Although I can now hear a new meaning in Jesus’s harsh words. It still asks so much of these would-be disciples to just drop all the commitments they have at home to go with Jesus. To be willing to do that is an unnatural feeling for us, it’s against our human instinct. To hear Jesus’s words just feels like too high a demand!
And I think it is in that very place where we acknowledge that it’s too hard, that’s exactly where Jesus’s words speak something new. Joining Jesus to set one’s face to Jerusalem to go to the cross with him is most certainly the highest of all demands! It’s true it’s too hard for those would-be disciples to do that.
It’s too hard for them for a reason. Because what happens on the cross is a divine thing. Something only God can do.
Jesus on the cross sets all of creation free! Freed from bondage to the kinds of sins that are listed in the reading from Galatians. Jesus on the Cross means we are forgiven by the love of God who gives his only Son to give us eternal life. Jesus on the cross opens all of creation to the reality of the resurrection! Life. Eternal life where the fruits of the spirit, as Paul calls them this morning, reign supreme like love, peace, patience, kindness, generosity, faithfulness, and gentleness. Jesus has a God-given singlemindedness of purpose that flows directly from God’s deep and everlasting love for all of creation and absolutely nothing can or will get in the way of that. What a promise to hold on to today! Nothing will get in the way of that flow of God-given love.
Perhaps what Jesus is saying when he says, “let the dead bury their dead” is that the kind of love that he is so single mindedly focused on – the kind of love that brings all of creation into relationship God, the kind of love that starts the unfolding of God’s Kingdom here on earth, the kind of love that sets us free and opens us all up to the reality of everlasting life - is unstoppable – Not even death can stop it.
What a promise to cling to in this day when wars rage, hatred between our brothers and sisters is rampant and enflamed by the world’s politics, and death and disease permeate throughout creation.
Jesus’s face is set toward Jerusalem, toward the cross because nothing can or will hinder him from doing God’s work of healing our human wounds that that are created day after day. We are in desperate need of our Savior who sets his face toward Jerusalem, where we can hang our wounds, our sins and our pain at the loss of dear friends and family members on the cross where we watch them die.
We are in desperate need of a resurrection world, one where those sins, wounds and pain well and truly died on the cross, but Jesus Christ rose again showing us the New Creation – Resurrection Life – Life rising out of the ashes.
It's because of Jesus’s singular focus that we cling to the promise that we are embraced by Resurrection Life.
The woman who Will Willimon spoke about was encountered by Jesus’s hard Word that revealed the Kingdom of God to her.
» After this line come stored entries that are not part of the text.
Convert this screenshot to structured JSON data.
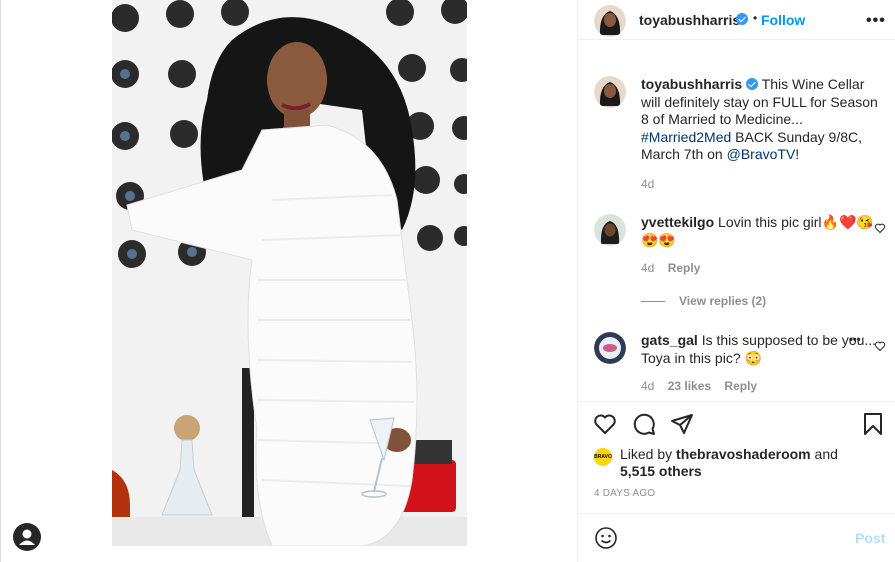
{
  "post": {
    "username": "toyabushharris",
    "follow_label": "Follow",
    "dot": "•",
    "more": "•••"
  },
  "caption": {
    "username": "toyabushharris",
    "text_pre": "This Wine Cellar will definitely stay on FULL for Season 8 of Married to Medicine... ",
    "hashtag": "#Married2Med",
    "text_mid": " BACK Sunday 9/8C, March 7th on ",
    "mention": "@BravoTV",
    "text_post": "!",
    "time": "4d"
  },
  "comments": [
    {
      "username": "yvettekilgo",
      "text": "Lovin this pic girl🔥❤️😘😍😍",
      "time": "4d",
      "reply": "Reply",
      "view_replies": "View replies (2)"
    },
    {
      "username": "gats_gal",
      "text": "Is this supposed to be you... Toya in this pic? 😳",
      "time": "4d",
      "likes": "23 likes",
      "reply": "Reply",
      "more": "•••"
    }
  ],
  "likes": {
    "avatar_text": "BRAVO SHADE ROOM",
    "liked_by": "Liked by",
    "liker": "thebravoshaderoom",
    "and": "and",
    "others": "5,515 others"
  },
  "timestamp": "4 DAYS AGO",
  "add_comment": {
    "post_label": "Post"
  },
  "colors": {
    "accent": "#0095f6",
    "verified": "#3897f0",
    "post_disabled": "#b2dffc"
  }
}
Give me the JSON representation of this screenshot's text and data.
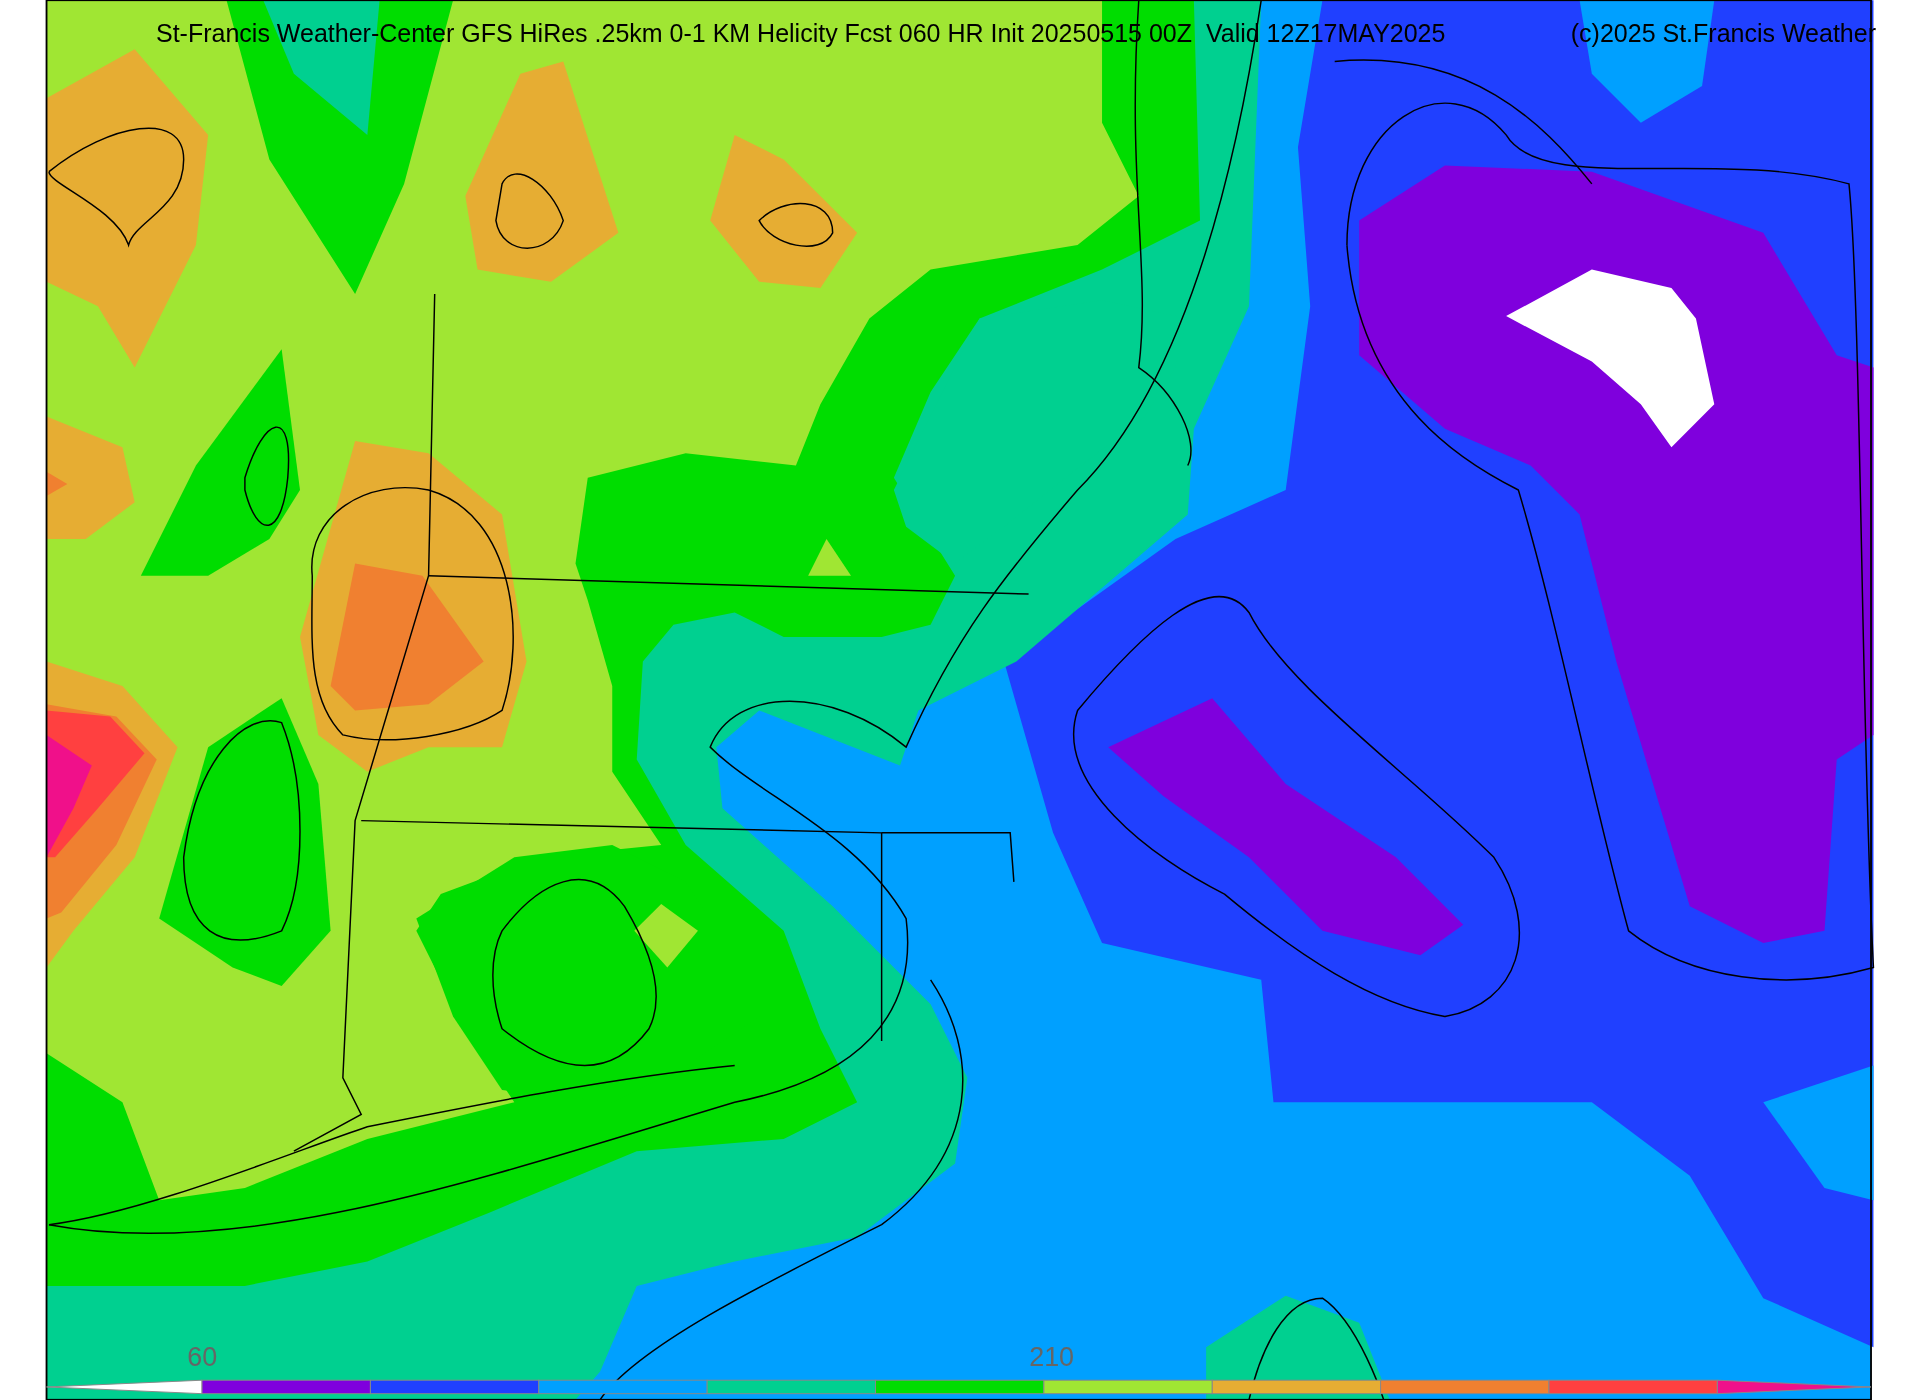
{
  "title": "St-Francis Weather-Center GFS HiRes .25km 0-1 KM Helicity Fcst 060 HR Init 20250515 00Z  Valid 12Z17MAY2025",
  "credit": "(c)2025 St.Francis Weather",
  "colorbar": {
    "low_extend": {
      "color": "#ffffff"
    },
    "high_extend": {
      "color": "#f0108a"
    },
    "segments": [
      {
        "color": "#7f00dd",
        "label": "60"
      },
      {
        "color": "#2040ff"
      },
      {
        "color": "#00a0ff"
      },
      {
        "color": "#00d090"
      },
      {
        "color": "#00dd00"
      },
      {
        "color": "#a0e633",
        "label": "210"
      },
      {
        "color": "#e6ad33"
      },
      {
        "color": "#f08030"
      },
      {
        "color": "#ff4040"
      }
    ]
  }
}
Jesus’s Word helped her to understand that, as hard as it is to believe, God forgives her abusive husband, God forgives all. Jesus’s words worked on her when they were allowed to wash over her.
I commit to you to do my best at getting out of the way of Jesus’s own words to let them work on all of us so we might see him bringing about the unstoppable love of God for all of creation.
Amen.
Rev. Ryan Heckman | Third Sunday after Pentecost | June 29, 2025
[1] A little prayer I learned from Will Willimon who will also feature more in this sermon.